In a desperate attempt to revitalize his artistic relevance as an actor decades after his popular portrayal of comic book hero Birdman, wholly irrelevant Hollywood star Riggan Thomson (Michael Keaton) decides to refinance his Malibu home to pay for his actor/director/writer led vanity Broadway play based upon Raymond Carver’s What We Talk About When We Talk About Love. Riggan must also cope with self-destructive bouts of relentless mocking and derision from the disembodied voice of Birdman, as well as the backstage business of producing a Broadway show: managing the vainglorious antics of co-star and famous method actor, Mike Shiner (Edward Norton), Shiner’s self-obsessed romantic relationship with co-star Lesley (Naomi Watts), and trying not to forget about the personal existence of his daughter/personal assistant, Sam (Emma Stone), recently home from rehab.

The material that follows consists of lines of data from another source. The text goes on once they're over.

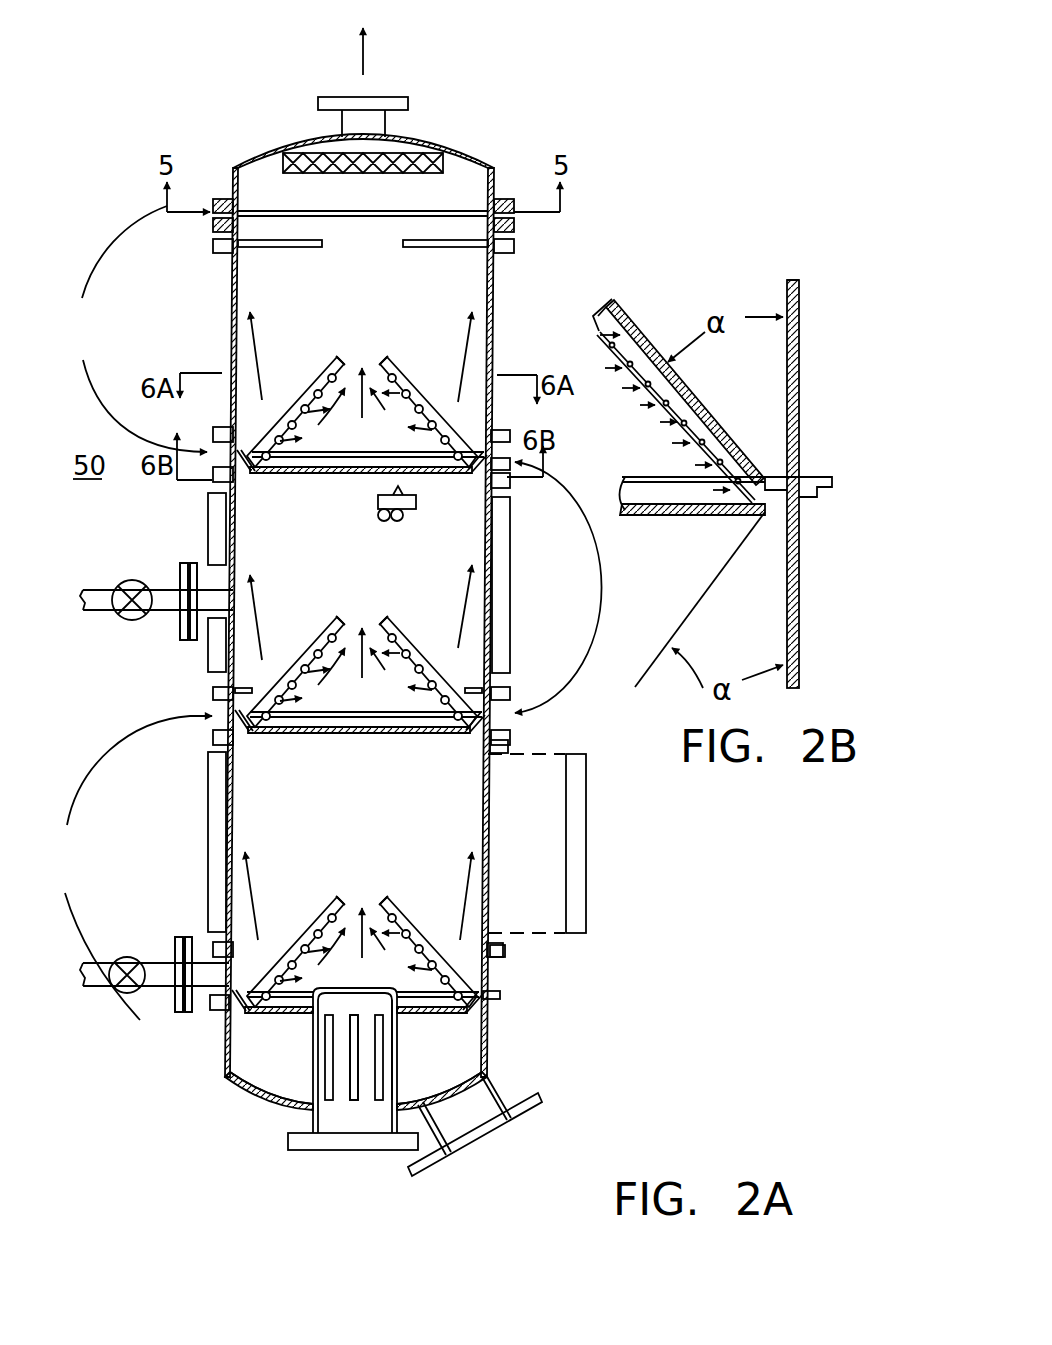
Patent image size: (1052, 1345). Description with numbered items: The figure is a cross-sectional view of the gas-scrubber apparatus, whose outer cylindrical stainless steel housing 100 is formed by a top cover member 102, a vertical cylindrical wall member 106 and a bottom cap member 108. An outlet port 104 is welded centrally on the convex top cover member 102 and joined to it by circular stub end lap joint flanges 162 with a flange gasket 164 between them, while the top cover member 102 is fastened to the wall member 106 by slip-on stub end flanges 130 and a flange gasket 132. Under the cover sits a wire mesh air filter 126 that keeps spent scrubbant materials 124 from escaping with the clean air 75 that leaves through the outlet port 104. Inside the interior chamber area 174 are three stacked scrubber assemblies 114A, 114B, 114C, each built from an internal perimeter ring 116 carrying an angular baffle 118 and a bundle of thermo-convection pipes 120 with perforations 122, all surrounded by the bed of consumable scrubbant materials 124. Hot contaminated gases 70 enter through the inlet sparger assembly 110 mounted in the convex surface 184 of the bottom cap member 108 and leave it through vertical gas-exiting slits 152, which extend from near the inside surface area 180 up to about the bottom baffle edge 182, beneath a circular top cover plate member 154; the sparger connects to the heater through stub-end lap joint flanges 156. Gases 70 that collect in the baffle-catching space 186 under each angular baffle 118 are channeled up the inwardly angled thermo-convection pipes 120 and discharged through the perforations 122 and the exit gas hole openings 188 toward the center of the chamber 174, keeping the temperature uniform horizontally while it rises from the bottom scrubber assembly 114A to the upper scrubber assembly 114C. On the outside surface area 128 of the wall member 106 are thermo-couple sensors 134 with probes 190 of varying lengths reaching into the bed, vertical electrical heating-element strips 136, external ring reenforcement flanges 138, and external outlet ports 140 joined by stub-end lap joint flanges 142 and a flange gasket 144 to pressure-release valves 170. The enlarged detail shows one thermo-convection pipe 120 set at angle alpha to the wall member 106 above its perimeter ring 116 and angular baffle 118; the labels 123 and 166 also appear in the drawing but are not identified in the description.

In FIG. 2A, the hot contaminated gases 70 is at (358, 626).
In FIG. 2B, the hot contaminated gases 70 is at (613, 356).
In FIG. 2A, the clean air 75 is at (330, 40).
In FIG. 2A, the outer cylindrical stainless steel housing 100 is at (492, 876).
In FIG. 2A, the top cover member 102 is at (270, 152).
In FIG. 2A, the outlet port 104 is at (366, 77).
In FIG. 2A, the vertical cylindrical wall member 106 is at (233, 368).
In FIG. 2B, the vertical cylindrical wall member 106 is at (797, 428).
In FIG. 2A, the bottom cap member 108 is at (260, 1105).
In FIG. 2A, the inlet sparger assembly 110 is at (327, 1137).
In FIG. 2A, the bottom scrubber assembly 114A is at (126, 868).
In FIG. 2A, the middle scrubber assembly 114B is at (582, 587).
In FIG. 2A, the upper scrubber assembly 114C is at (127, 329).
In FIG. 2A, the internal perimeter ring 116 is at (407, 737).
In FIG. 2B, the internal perimeter ring 116 is at (640, 485).
In FIG. 2A, the angular baffle 118 is at (473, 735).
In FIG. 2B, the angular baffle 118 is at (658, 512).
In FIG. 2A, the thermo-convection pipes 120 is at (400, 640).
In FIG. 2B, the thermo-convection pipes 120 is at (640, 330).
In FIG. 2A, the perforations 122 is at (340, 385).
In FIG. 2B, the perforations 122 is at (668, 398).
In FIG. 2A, the outlet flange 123 is at (475, 1135).
In FIG. 2A, the consumable scrubbant materials 124 is at (375, 510).
In FIG. 2A, the internal circular wire mesh air filter 126 is at (349, 179).
In FIG. 2B, the outside surface area of vertical wall member 128 is at (800, 335).
In FIG. 2A, the circular slip-on stub end flanges 130 is at (505, 200).
In FIG. 2A, the circular flange gasket 132 is at (562, 212).
In FIG. 2A, the thermo-couple sensors 134 is at (227, 253).
In FIG. 2A, the vertical electrical heating-element strips 136 is at (502, 563).
In FIG. 2A, the external ring reenforcement flanges 138 is at (505, 430).
In FIG. 2B, the external ring reenforcement flanges 138 is at (818, 498).
In FIG. 2A, the external outlet ports 140 is at (178, 562).
In FIG. 2A, the circular stub-end lap joint flanges 142 is at (184, 642).
In FIG. 2A, the circular flange gasket 144 is at (193, 642).
In FIG. 2A, the vertical gas-exiting slits 152 is at (377, 1105).
In FIG. 2A, the circular top cover plate member 154 is at (330, 990).
In FIG. 2A, the circular stub-end lap joint flanges 156 is at (398, 1150).
In FIG. 2A, the circular stub end lap joint flanges 162 is at (385, 115).
In FIG. 2A, the circular flange gasket 164 is at (338, 100).
In FIG. 2A, the liquid outlet pipe 166 is at (537, 1102).
In FIG. 2A, the pressure-release valves 170 is at (122, 588).
In FIG. 2A, the interior chamber area 174 is at (293, 337).
In FIG. 2A, the inside surface area of bottom cap member 180 is at (410, 1093).
In FIG. 2A, the bottom baffle edge 182 is at (290, 1035).
In FIG. 2A, the convex surface of bottom cap member 184 is at (287, 1100).
In FIG. 2A, the baffle-catching space 186 is at (245, 472).
In FIG. 2B, the baffle-catching space 186 is at (772, 512).
In FIG. 2A, the exit thermo-convection gas hole openings 188 is at (352, 597).
In FIG. 2B, the exit thermo-convection gas hole openings 188 is at (598, 305).
In FIG. 2A, the probes 190 is at (468, 250).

Filmed as if nearly shot in one single take without any noticeable cuts, the camera follows different characters upstairs and down through claustrophobic backstage hallways and thoroughly used, dingy dressing rooms, wherever there is the promise of dramatic action.
Though the narrative is essentially focused around the titular Birdman, or rather the washed-up husk of celebrity who once portrayed him, Iñárritu proves wise enough about pacing to let the camera follow other characters, which allows the other Broadway players to show their own depth and life unrelated to Riggan. I was always curious with interested anticipation to see whom the camera would follow next after the climax of any conversation or confrontation between characters. For film technique enthusiasts, Birdman is a marvel of photographic direction and mise-en-scène.

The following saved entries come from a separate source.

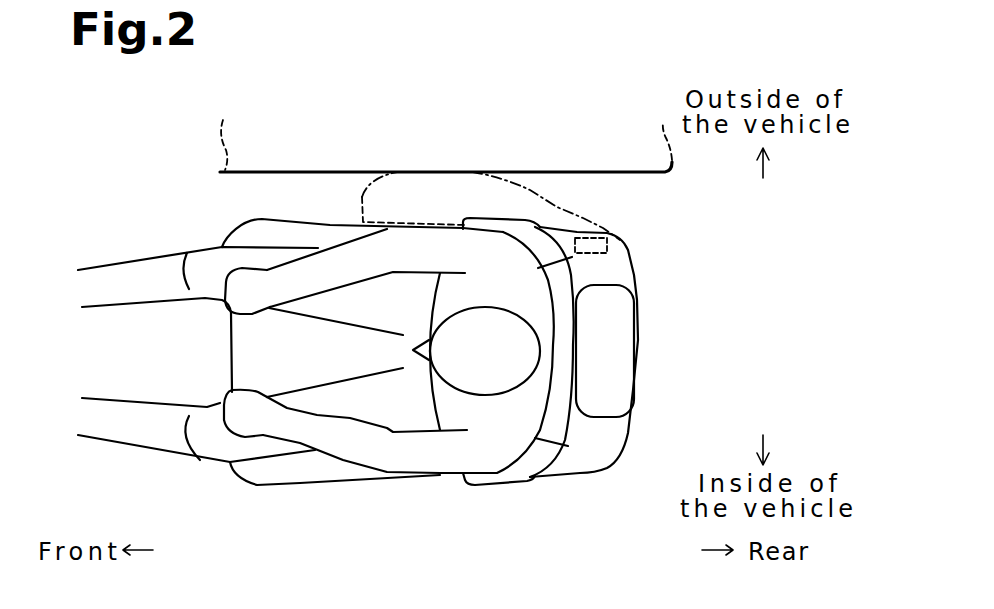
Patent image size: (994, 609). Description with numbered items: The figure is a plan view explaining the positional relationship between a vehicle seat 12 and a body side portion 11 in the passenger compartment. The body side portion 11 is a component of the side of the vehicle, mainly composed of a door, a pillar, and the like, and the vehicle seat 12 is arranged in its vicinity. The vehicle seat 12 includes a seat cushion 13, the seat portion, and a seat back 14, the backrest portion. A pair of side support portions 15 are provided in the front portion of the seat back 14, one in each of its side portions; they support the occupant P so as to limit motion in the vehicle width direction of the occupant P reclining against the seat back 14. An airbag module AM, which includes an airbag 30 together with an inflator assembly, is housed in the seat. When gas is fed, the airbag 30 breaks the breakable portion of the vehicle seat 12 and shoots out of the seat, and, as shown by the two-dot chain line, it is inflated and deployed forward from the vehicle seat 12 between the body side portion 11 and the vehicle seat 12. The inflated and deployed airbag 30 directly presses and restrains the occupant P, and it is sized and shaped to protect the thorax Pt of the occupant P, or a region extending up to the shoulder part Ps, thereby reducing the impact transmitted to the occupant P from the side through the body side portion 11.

The body side portion 11 is at (241, 173).
The vehicle seat 12 is at (630, 418).
The seat cushion 13 is at (232, 349).
The seat back 14 is at (634, 372).
The side support portions 15 is at (577, 233).
The airbag 30 is at (362, 197).
The airbag module AM is at (608, 245).
The occupant P is at (552, 330).
The shoulder part Ps is at (518, 279).
The thorax Pt is at (437, 393).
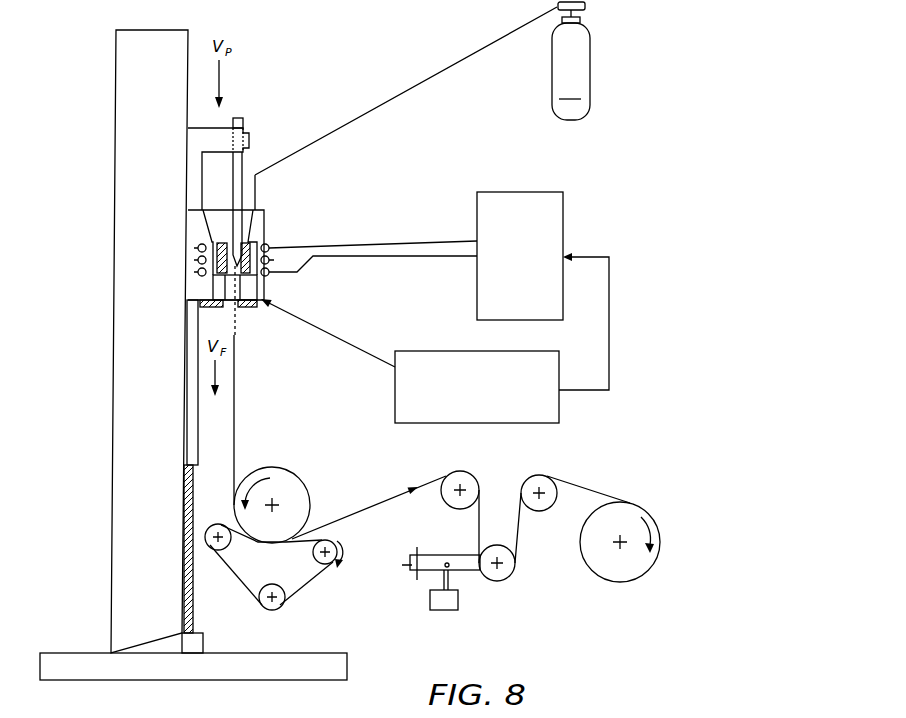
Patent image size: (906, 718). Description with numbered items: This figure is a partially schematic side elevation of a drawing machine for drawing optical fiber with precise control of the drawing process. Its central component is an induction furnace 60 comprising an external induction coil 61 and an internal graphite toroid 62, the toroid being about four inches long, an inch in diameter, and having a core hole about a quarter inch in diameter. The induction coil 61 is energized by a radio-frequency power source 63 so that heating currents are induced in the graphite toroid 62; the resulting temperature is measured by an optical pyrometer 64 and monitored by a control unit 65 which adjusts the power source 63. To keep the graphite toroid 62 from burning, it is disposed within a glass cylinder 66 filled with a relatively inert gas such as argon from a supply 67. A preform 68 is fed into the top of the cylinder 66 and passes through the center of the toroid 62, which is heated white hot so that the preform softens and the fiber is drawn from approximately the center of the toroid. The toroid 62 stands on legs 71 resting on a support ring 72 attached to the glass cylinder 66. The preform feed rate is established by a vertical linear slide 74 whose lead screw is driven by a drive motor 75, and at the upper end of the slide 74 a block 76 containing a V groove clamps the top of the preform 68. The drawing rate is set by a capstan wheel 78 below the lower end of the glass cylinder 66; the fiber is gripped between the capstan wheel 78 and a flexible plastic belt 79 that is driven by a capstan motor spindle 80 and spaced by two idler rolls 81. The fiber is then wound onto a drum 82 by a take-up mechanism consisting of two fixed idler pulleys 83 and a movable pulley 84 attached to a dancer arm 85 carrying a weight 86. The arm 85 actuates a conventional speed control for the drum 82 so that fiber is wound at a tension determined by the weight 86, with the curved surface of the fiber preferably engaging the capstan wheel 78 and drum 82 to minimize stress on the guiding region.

The induction furnace 60 is at (106, 350).
The external induction coil 61 is at (271, 246).
The internal graphite toroid 62 is at (250, 243).
The radio-frequency power source 63 is at (530, 192).
The optical pyrometer 64 is at (266, 301).
The control unit 65 is at (540, 351).
The glass cylinder 66 is at (265, 210).
The supply 67 is at (590, 72).
The preform 68 is at (243, 158).
The legs 71 is at (253, 284).
The support ring 72 is at (252, 307).
The vertical linear slide 74 is at (198, 442).
The drive motor 75 is at (203, 643).
The block 76 is at (243, 128).
The capstan wheel 78 is at (299, 478).
The flexible plastic belt 79 is at (304, 589).
The capstan motor spindle 80 is at (331, 541).
The idler rolls 81 is at (208, 548).
The drum 82 is at (621, 582).
The fixed idler pulleys 83 is at (462, 471).
The movable pulley 84 is at (513, 574).
The dancer arm 85 is at (470, 578).
The weight 86 is at (438, 610).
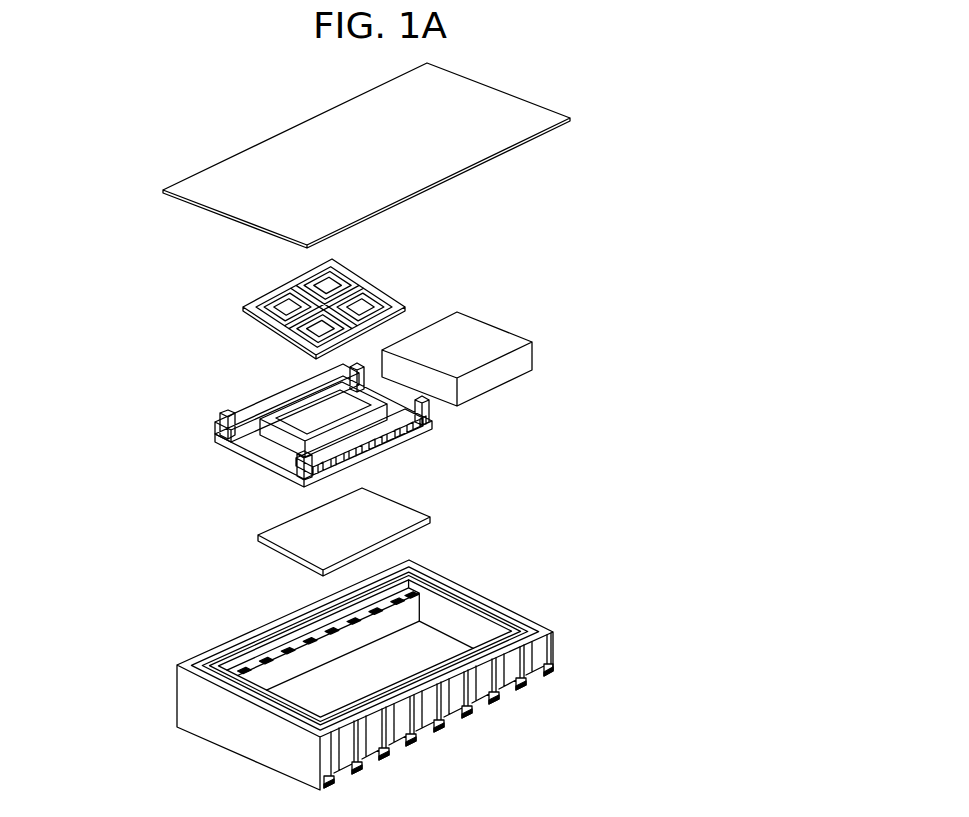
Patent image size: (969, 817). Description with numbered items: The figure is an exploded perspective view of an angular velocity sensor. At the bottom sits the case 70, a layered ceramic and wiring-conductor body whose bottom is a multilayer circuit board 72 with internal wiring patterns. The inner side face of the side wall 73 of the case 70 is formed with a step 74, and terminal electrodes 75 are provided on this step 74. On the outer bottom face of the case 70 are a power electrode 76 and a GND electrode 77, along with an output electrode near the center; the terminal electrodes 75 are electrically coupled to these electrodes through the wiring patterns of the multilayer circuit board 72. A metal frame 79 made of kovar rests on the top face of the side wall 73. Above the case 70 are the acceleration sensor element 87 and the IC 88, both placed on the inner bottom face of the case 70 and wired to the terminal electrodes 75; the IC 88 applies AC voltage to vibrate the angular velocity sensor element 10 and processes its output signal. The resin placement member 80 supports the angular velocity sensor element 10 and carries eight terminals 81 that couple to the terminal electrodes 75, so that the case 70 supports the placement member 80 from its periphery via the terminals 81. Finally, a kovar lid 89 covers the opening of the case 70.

Whether or not you are excited by interesting and atypical technical authorship in film, Birdman viewers will be entertained nonetheless. While very heavy in dialogue, the script is continuously witty, and nearly every dramatic climax between characters (I struggle to call them scenes due to absence of cuts) either ends or begins a laugh out loud punch line to be carried over to the next encounter.
A film full of excellent one-liners intermingled with building jokes, the undercurrent of humor is often dark in tone, so I would caution those wanting a lighthearted comedy. Yet Birdman’s dry wit greatly compliments the overburdened tension of Riggan’s life, thus creating and strengthening the audience’s necessary comedic relief; Birdman’s humor is all the more fun because the viewer is most always laughing at the ridiculous, self-indulgent characters, not with them.
And it is the best kind of humor that does not know itself to be humorous.